"Wy, şu bandı uzatsana bana."
Bajan'ın sabırsız sesi kulaklarına ulaştığında şöyle bir silkelendi Wylan. Sulili gencin isteğini yerine getirirken aklına düştü tekrar şüphe ve kalp kırıklığı tanecikleri.
Jesper'ın disiplin kuruluna gitmesinden bu yana yaklaşık bir hafta geçmişti. Bu zaman boyunca Wylan telaşla oradan oraya dolanmış, tüm bunların ne anlama geldiğine kafa yormaktaydı.
Aynı zamanda üniversiteye ulaşan dedikodular da onu endişelendiriyordu. Duydukları onun için pek de iç açıcı sayılmazdı. Söylenene göre, Wylan Van Eck kayıp oğlunu bulmak için ticaret konserine başvurmuş, ayrıyeten Fıçı'nın serserilerinden birkaçına bahşiş verip bu konu hakkında görevlendirmişti.

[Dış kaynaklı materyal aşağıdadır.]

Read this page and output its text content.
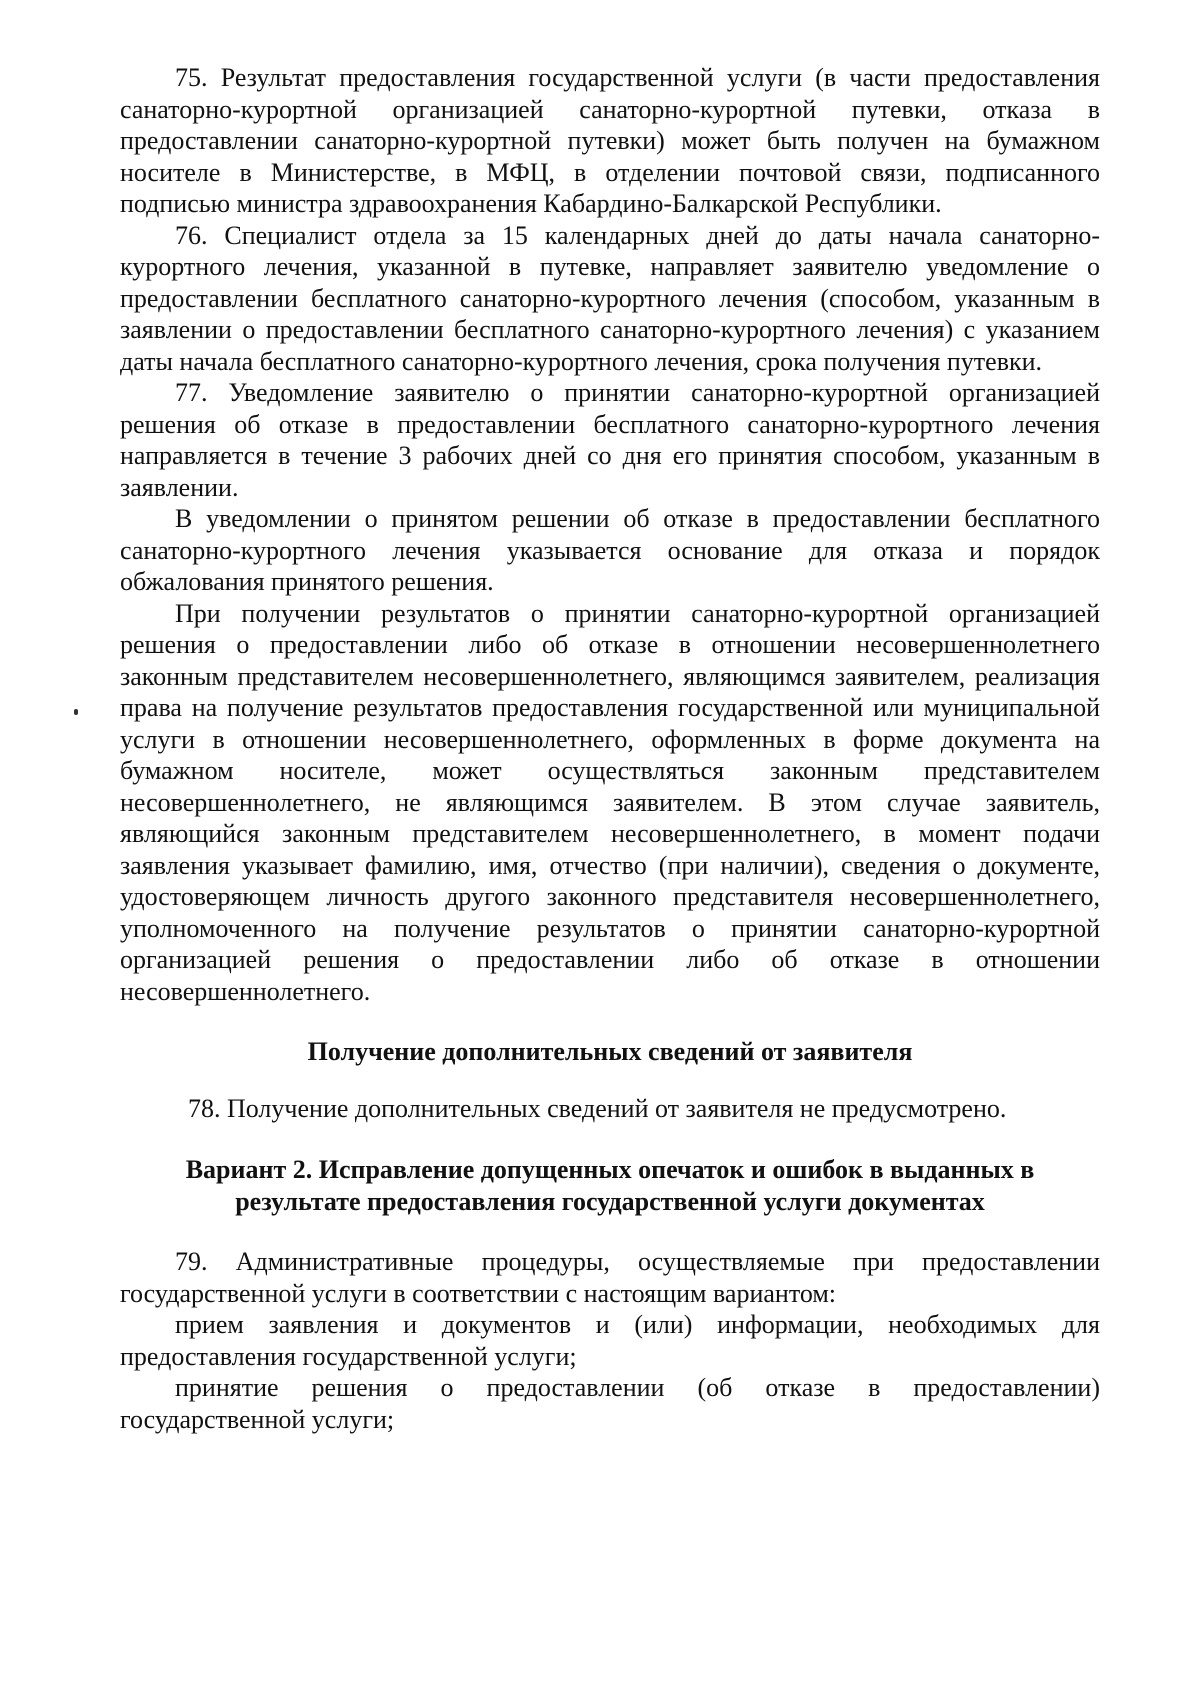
75. Результат предоставления государственной услуги (в части предоставления санаторно-курортной организацией санаторно-курортной путевки, отказа в предоставлении санаторно-курортной путевки) может быть получен на бумажном носителе в Министерстве, в МФЦ, в отделении почтовой связи, подписанного подписью министра здравоохранения Кабардино-Балкарской Республики.

76. Специалист отдела за 15 календарных дней до даты начала санаторно-курортного лечения, указанной в путевке, направляет заявителю уведомление о предоставлении бесплатного санаторно-курортного лечения (способом, указанным в заявлении о предоставлении бесплатного санаторно-курортного лечения) с указанием даты начала бесплатного санаторно-курортного лечения, срока получения путевки.

77. Уведомление заявителю о принятии санаторно-курортной организацией решения об отказе в предоставлении бесплатного санаторно-курортного лечения направляется в течение 3 рабочих дней со дня его принятия способом, указанным в заявлении.

В уведомлении о принятом решении об отказе в предоставлении бесплатного санаторно-курортного лечения указывается основание для отказа и порядок обжалования принятого решения.

При получении результатов о принятии санаторно-курортной организацией решения о предоставлении либо об отказе в отношении несовершеннолетнего законным представителем несовершеннолетнего, являющимся заявителем, реализация права на получение результатов предоставления государственной или муниципальной услуги в отношении несовершеннолетнего, оформленных в форме документа на бумажном носителе, может осуществляться законным представителем несовершеннолетнего, не являющимся заявителем. В этом случае заявитель, являющийся законным представителем несовершеннолетнего, в момент подачи заявления указывает фамилию, имя, отчество (при наличии), сведения о документе, удостоверяющем личность другого законного представителя несовершеннолетнего, уполномоченного на получение результатов о принятии санаторно-курортной организацией решения о предоставлении либо об отказе в отношении несовершеннолетнего.

Получение дополнительных сведений от заявителя

78. Получение дополнительных сведений от заявителя не предусмотрено.

Вариант 2. Исправление допущенных опечаток и ошибок в выданных в результате предоставления государственной услуги документах

79. Административные процедуры, осуществляемые при предоставлении государственной услуги в соответствии с настоящим вариантом:

прием заявления и документов и (или) информации, необходимых для предоставления государственной услуги;

принятие решения о предоставлении (об отказе в предоставлении) государственной услуги;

Wylan babasının bu çabasını oldukça anlamsız buldu. Onun ortadan yok olmasını, Van Eck soyu ile herhangi bir bağının kalmamasını isteyen babası değil miydi? Neydi amacı, ne anlama geliyordu tüm bu yaptıklarını? Wylan'ın ölmediğini öğrenmiş, izini tamamen yok etmek için miydi tüm bu gayreti?
Wylan bunun şimdilik onu telaşlandırmaması gerektiğinde karar kıldı. Şu anda bundan daha büyük bir problemi vardı.
Bajan ile malzeme odasından çıktıktan sonra karşılaştıkları herkesin onlara uzun ve meraklı gözlerle baktığını gördü. Bajan her ne kadar, "Ah, sonunda herkes yakışıklılığımı fark etmiş gibi gözüküyor!" diyerek olası gerginliği ortadan kaldırsa da Wylan onların Bajan'a bakmadıklarını biliyordu.
Ona bakıyorlardı.
"Hey, sence doğru mudur?"
"Sanmıyorum, o bölümünde çok başarılı değil mi?"
Wylan daha fazla kulak kabartmaya katlanamadı. Önceden birkaç kez sohbet ettiği Bitki Bilimleri okuyan yararsız bir kızı kenara çekti. Bajan da yanında koruması gibi duruyordu.
"Hanne, neler olup bittiğinden haberin var mı?" Kız sorusuna kayıtsız kalınca Wylan telaşla ekledi. "Herkes bana bakıp fısıldaşıyor. Ne hakkında konuştuklarını duydun mu?"
"Ah, Hendriks..." Kız rahatsız olmuş gibi duruyordu. Aynı zamanda da öfkeli bir ton vardı titrek sesinde. "Neden bana daha önce söylemedin? Ben... Ben düşündüm ki, bu dünyada sadece sen..."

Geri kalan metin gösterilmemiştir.